Когда говорливый старожил барака вылез из-под нар, Солдатов убедился, что слух не подвел его. Это был не только голос Герасимовича, но и сам он — тот Герасимович, о котором рассказывал Солдатов на пересылке.
— Колька! Друг ситцевый! — заблажил Герасимович. — Ты что ж, своих не признаешь?! Забыл, как кур щупали, с мухами грешили?! Мы ж свояки по фронтовым шлюхам. Что было, брат, то сплыло. Плюнь и размаж. Кто старое помянет, тому глаз вон. Былое быльем заросло.

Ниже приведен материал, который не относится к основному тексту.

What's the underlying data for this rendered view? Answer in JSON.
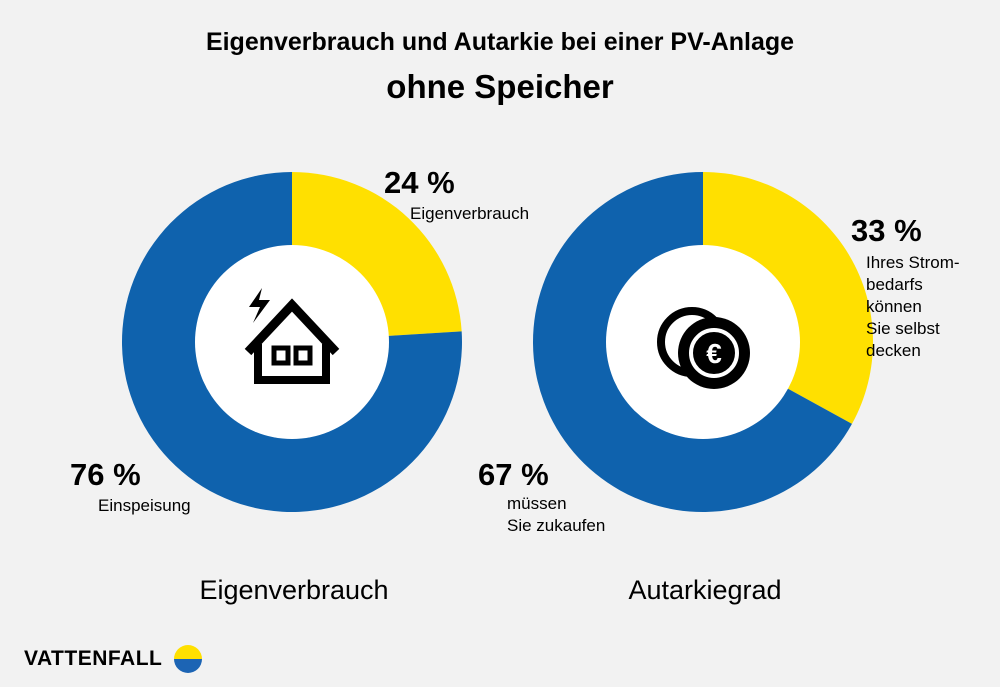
{
  "title_line1": "Eigenverbrauch und Autarkie bei einer PV-Anlage",
  "title_line2": "ohne Speicher",
  "colors": {
    "blue": "#0f62ad",
    "yellow": "#ffe000",
    "background": "#f2f2f2"
  },
  "chart_data": [
    {
      "type": "pie",
      "title": "Eigenverbrauch",
      "center_icon": "house-lightning-icon",
      "slices": [
        {
          "value": 24,
          "label": "24 %",
          "description": "Eigenverbrauch",
          "color": "#ffe000"
        },
        {
          "value": 76,
          "label": "76 %",
          "description": "Einspeisung",
          "color": "#0f62ad"
        }
      ]
    },
    {
      "type": "pie",
      "title": "Autarkiegrad",
      "center_icon": "euro-coins-icon",
      "slices": [
        {
          "value": 33,
          "label": "33 %",
          "description_lines": [
            "Ihres Strom-",
            "bedarfs",
            "können",
            "Sie selbst",
            "decken"
          ],
          "color": "#ffe000"
        },
        {
          "value": 67,
          "label": "67 %",
          "description_lines": [
            "müssen",
            "Sie zukaufen"
          ],
          "color": "#0f62ad"
        }
      ]
    }
  ],
  "brand": {
    "name": "VATTENFALL"
  }
}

— Так-то оно так, — смущенно скрёбся Солдатов, только…
— Не тявкай, — хлопнул Герасимович Солдатова по плечу. — Лучше ответь: есть ли у тебя табачку разжиться, а то так пить хочется, что даже пожрать нечего.
Оба рассмеялись.
— Вспомнил, байстрюк! — выговаривал, давясь смехом Герасимович. — Натер я бабам сдобным лавки в бане перцем ядучим. Ну и попрыгали! Ярились, матерились, венки об… истерли.